People keep saying its a problem if people feel the need to hide it. Which was one of my points if we act outraged about porn then its no wonder that the person may feel ashamed or embaressed about it. The problem then is more with other people than them




MarsBonfire -> RE: Fear of Porn (4/8/2009 5:30:13 AM)

Colouredin has a good point. Pornography... whether it's in the form of video, magazines, or books is not harmful in and of itself. It's a response to a desire on the part of the population (or at least a part of the population) much the same way gambling, or alcohol or other "vices" are. The problem comes when an individual becomes obsessed with it, in which case they are dealing with a severe personality problem.

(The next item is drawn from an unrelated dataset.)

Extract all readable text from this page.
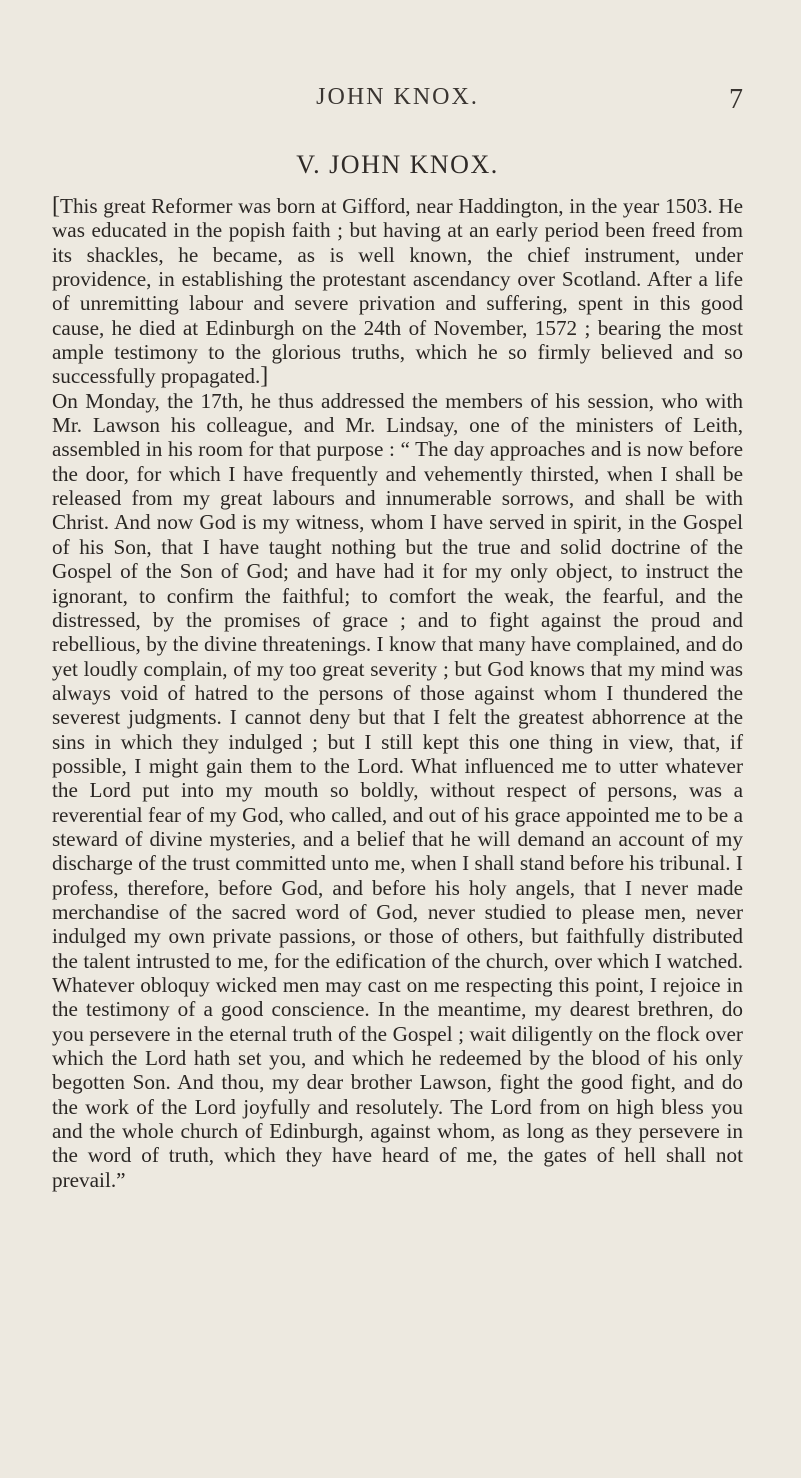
JOHN KNOX.	7
V. JOHN KNOX.

[This great Reformer was born at Gifford, near Haddington, in the year 1503. He was educated in the popish faith ; but having at an early period been freed from its shackles, he became, as is well known, the chief instrument, under providence, in establishing the protestant ascendancy over Scotland. After a life of unremitting labour and severe privation and suffering, spent in this good cause, he died at Edinburgh on the 24th of November, 1572 ; bearing the most ample testimony to the glorious truths, which he so firmly believed and so successfully propagated.]

On Monday, the 17th, he thus addressed the members of his session, who with Mr. Lawson his colleague, and Mr. Lindsay, one of the ministers of Leith, assembled in his room for that purpose : “ The day approaches and is now before the door, for which I have frequently and vehemently thirsted, when I shall be released from my great labours and innumerable sorrows, and shall be with Christ. And now God is my witness, whom I have served in spirit, in the Gospel of his Son, that I have taught nothing but the true and solid doctrine of the Gospel of the Son of God; and have had it for my only object, to instruct the ignorant, to confirm the faithful; to comfort the weak, the fearful, and the distressed, by the promises of grace ; and to fight against the proud and rebellious, by the divine threatenings. I know that many have complained, and do yet loudly complain, of my too great severity ; but God knows that my mind was always void of hatred to the persons of those against whom I thundered the severest judgments. I cannot deny but that I felt the greatest abhorrence at the sins in which they indulged ; but I still kept this one thing in view, that, if possible, I might gain them to the Lord. What influenced me to utter whatever the Lord put into my mouth so boldly, without respect of persons, was a reverential fear of my God, who called, and out of his grace appointed me to be a steward of divine mysteries, and a belief that he will demand an account of my discharge of the trust committed unto me, when I shall stand before his tribunal. I profess, therefore, before God, and before his holy angels, that I never made merchandise of the sacred word of God, never studied to please men, never indulged my own private passions, or those of others, but faithfully distributed the talent intrusted to me, for the edification of the church, over which I watched. Whatever obloquy wicked men may cast on me respecting this point, I rejoice in the testimony of a good conscience. In the meantime, my dearest brethren, do you persevere in the eternal truth of the Gospel ; wait diligently on the flock over which the Lord hath set you, and which he redeemed by the blood of his only begotten Son. And thou, my dear brother Lawson, fight the good fight, and do the work of the Lord joyfully and resolutely. The Lord from on high bless you and the whole church of Edinburgh, against whom, as long as they persevere in the word of truth, which they have heard of me, the gates of hell shall not prevail.”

"The fault lies not within our porn, but within ourselves." -Shakespeare. (paraphrased)




Jeptha -> RE: Fear of Porn (4/8/2009 10:05:29 PM)

quote:

ORIGINAL: colouredin

Another reason was a break down of communication, really? Well see I masterbate a lot, I dont think it needs to be talked about, seems that its more an issue with porn. As if its dirty and sleazy well another way to disempower I think. Also I dont really get the idea that wanking means that people are not sexually satisfied, I think of masterbating as being something so different from sexual intimacy. But then maybe thats just me.

The fact that these women were throwing their hands up in utter outrage to me will prevent men from feeling they can be open about this kind of thing, I have recently been talking with a man who harbours so much shame its appaling really. I think that is something worth getting worked up over....

Women who get upset over a partner viewing porn remind me of men who get upset or feel threatened over a woman who gets off with a vibrator.

It really does just have to do with masturbating.
(Or, sometimes, with getting off in general...)

I wonder if guys even "want" the girls (or the guys) in the porn, necessarily, as everyone seems to assume. That might be a good question for another time. I have my doubts, as, while some porn is strikingly beautiful, all of it is more or less negligible. (Meaning, what you got off on today you may not miss twice if you never saw it again.)

But, back to the masturbation/fantasy idea: I don't find it threatening if my female partner fantasizes about someone other than me while she masturbates, or while we're having sex, with possibly one distinction; that her fantasy not be "fixed" on one particular person, but varied, similar to how in porn the cast is often somewhat hazy and anonymous, without fixed identity.

If her fantasy were fixed on one person whom she constantly fantasized about, then I would wonder if she had a thing for that person, and that would be a whole other issue to clarify.

Otherwise, though, and in summary; it's all just fantasy-land, idle fantasy (well - and getting off in general), which I like to be fairly boundless (within the relationship, that is), as much as is possible.